LPL Financial has named Richard Steinmeier of UBS Global Wealth Management to be managing director and head of business development. Steinmeier replaces LPL’s longtime recruiting chief, Bill Morrissey, who the firm says is retiring.

The change comes at a time when LPL is experiencing increased turmoil following its acquisition last year of Jackson National’s four independent broker-dealers that were part of its National Planning Holdings network. Morrissey was well-respected within the industry and was popular among LPL reps.
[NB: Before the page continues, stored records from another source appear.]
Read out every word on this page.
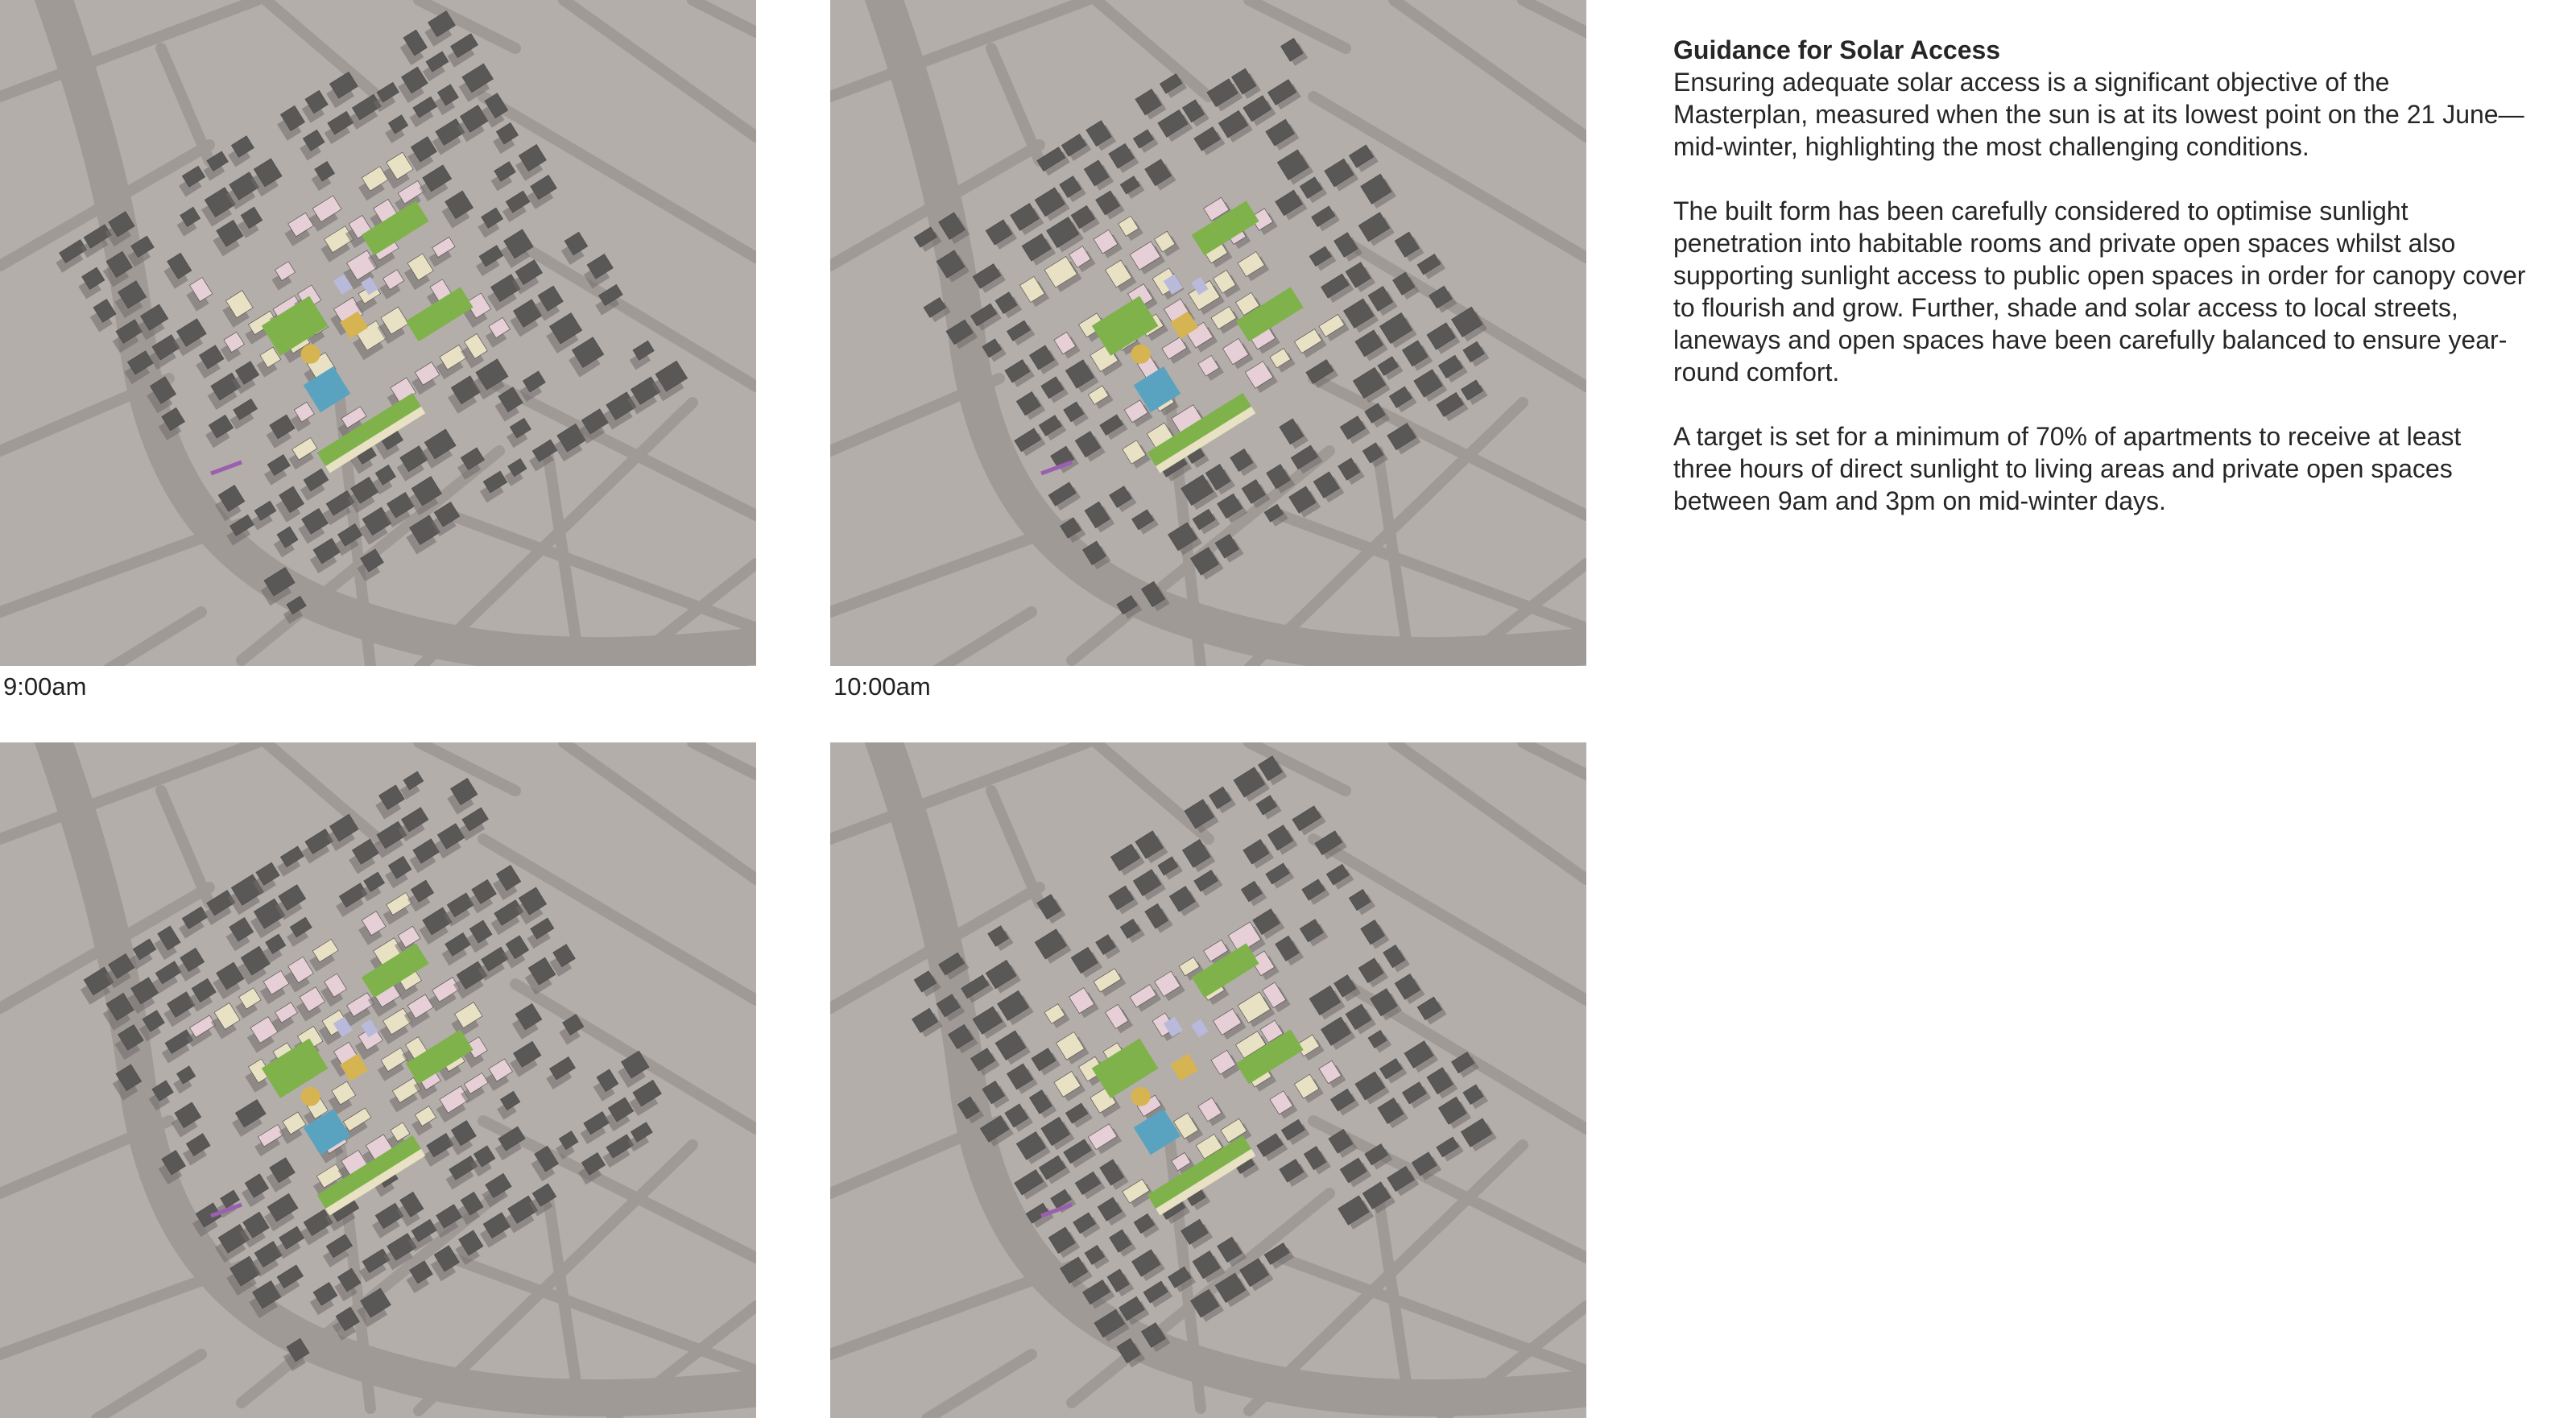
9:00am	10:00am
Guidance for Solar Access

Ensuring adequate solar access is a significant objective of the Masterplan, measured when the sun is at its lowest point on the 21 June—mid-winter, highlighting the most challenging conditions.

The built form has been carefully considered to optimise sunlight penetration into habitable rooms and private open spaces whilst also supporting sunlight access to public open spaces in order for canopy cover to flourish and grow. Further, shade and solar access to local streets, laneways and open spaces have been carefully balanced to ensure year-round comfort.

A target is set for a minimum of 70% of apartments to receive at least three hours of direct sunlight to living areas and private open spaces between 9am and 3pm on mid-winter days.
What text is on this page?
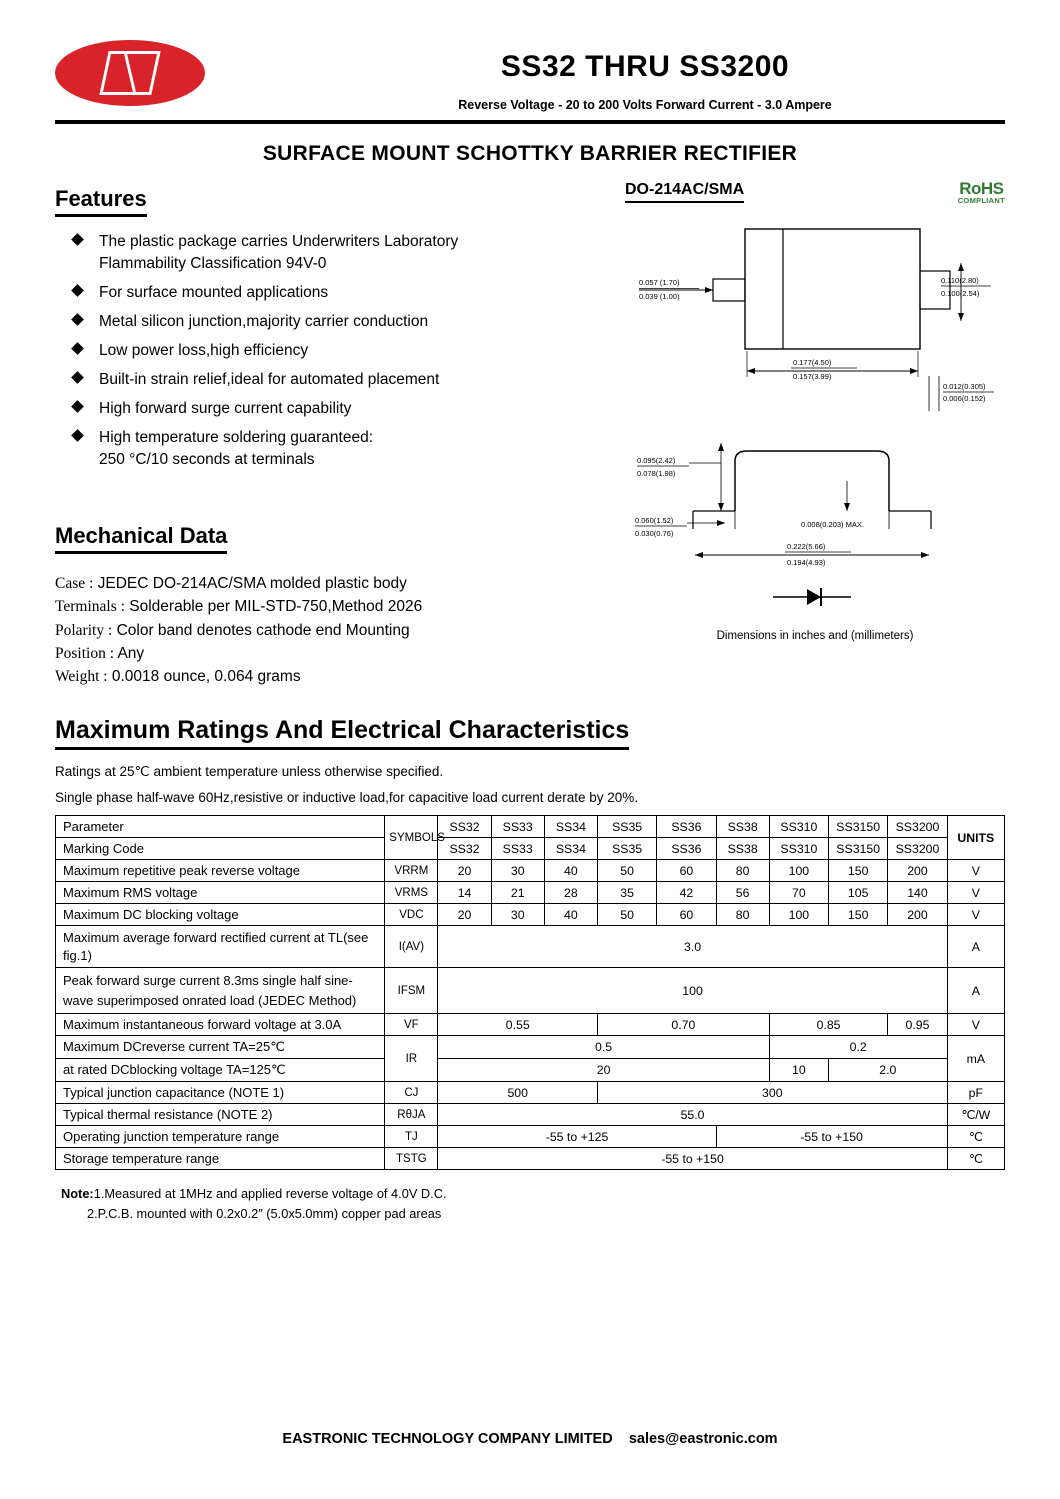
SS32 THRU SS3200
Reverse Voltage - 20 to 200 Volts Forward Current - 3.0 Ampere
SURFACE MOUNT SCHOTTKY BARRIER RECTIFIER
Features
The plastic package carries Underwriters Laboratory
Flammability Classification 94V-0
For surface mounted applications
Metal silicon junction,majority carrier conduction
Low power loss,high efficiency
Built-in strain relief,ideal for automated placement
High forward surge current capability
High temperature soldering guaranteed:
250 °C/10 seconds at terminals
Mechanical Data
Case : JEDEC DO-214AC/SMA molded plastic body
Terminals : Solderable per MIL-STD-750,Method 2026
Polarity : Color band denotes cathode end Mounting
Position : Any
Weight : 0.0018 ounce, 0.064 grams
DO-214AC/SMA	RoHS
COMPLIANT
0.057 (1.70)
0.039 (1.00)
0.110(2.80)
0.100(2.54)
0.177(4.50)
0.157(3.99)
0.012(0.305)
0.006(0.152)
0.095(2.42)
0.078(1.98)
0.060(1.52)
0.030(0.76)
0.008(0.203) MAX.
0.222(5.66)
0.194(4.93)
Dimensions in inches and (millimeters)
Maximum Ratings And Electrical Characteristics
Ratings at 25℃ ambient temperature unless otherwise specified.
Single phase half-wave 60Hz,resistive or inductive load,for capacitive load current derate by 20%.
Parameter	SYMBOLS	SS32	SS33	SS34	SS35	SS36	SS38	SS310	SS3150	SS3200	UNITS
Marking Code		SS32	SS33	SS34	SS35	SS36	SS38	SS310	SS3150	SS3200	
Maximum repetitive peak reverse voltage	VRRM	20	30	40	50	60	80	100	150	200	V
Maximum RMS voltage	VRMS	14	21	28	35	42	56	70	105	140	V
Maximum DC blocking voltage	VDC	20	30	40	50	60	80	100	150	200	V
Maximum average forward rectified current at TL(see fig.1)	I(AV)	3.0									A
Peak forward surge current 8.3ms single half sine-wave superimposed onrated load (JEDEC Method)	IFSM	100									A
Maximum instantaneous forward voltage at 3.0A	VF	0.55			0.70			0.85		0.95	V
Maximum DCreverse current TA=25℃	IR	0.5						0.2			mA
at rated DCblocking voltage TA=125℃		20						10	2.0		
Typical junction capacitance (NOTE 1)	CJ	500			300						pF
Typical thermal resistance (NOTE 2)	RθJA	55.0									℃/W
Operating junction temperature range	TJ	-55 to +125					-55 to +150				℃
Storage temperature range	TSTG	-55 to +150									℃
Note:1.Measured at 1MHz and applied reverse voltage of 4.0V D.C.
2.P.C.B. mounted with 0.2x0.2″ (5.0x5.0mm) copper pad areas
EASTRONIC TECHNOLOGY COMPANY LIMITED sales@eastronic.com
Despite a deep bench of talented recruiting executives, LPL opted to look outside the firm for a new business development director. One third-party recruiter speculated that LPL wanted to attract an increased share of breakaway brokers leaving wirehouses. Another noted that Steinmeier oversaw the introduction of UBS's digital advice platform and thus brings another dimension to the job.

LPL has seen a number of executives in its business development group leave this year. In May, Michael Murray, a senior recuiting executive at LPL, resigned to become head of recruiting at Cetera Financial Group. That move raised eyebrows because Cetera is exploring strategic options, including a possible sale.

Steinmeier, who most recently served as managing director and chief digital officer of UBS Wealth Management, does not have a strict recruiting background. He ran the emerging affluent segment at UBS, which he joined in 2012. Before working at UBS, he held several positions at Merrill Lynch, including director of strategy and analytics and director of business development.

“Rich has a wealth of experience and a stellar reputation in our industry, but he also brings valuable outside perspective having spent meaningful time in other industries,” said Dan Arnold, LPL president and CEO. “Rich’s digital experience and strategic agility will help us optimize the way we attract new advisors to our firm and to existing advisor practices, unlocking new value across the ecosystem.”

LPL says Morrissey is retiring to spend more time with his family. “Bill’s hard work and commitment over 14 years contributed to the company’s success in a variety of different ways, and we wish him well,” Arnold said.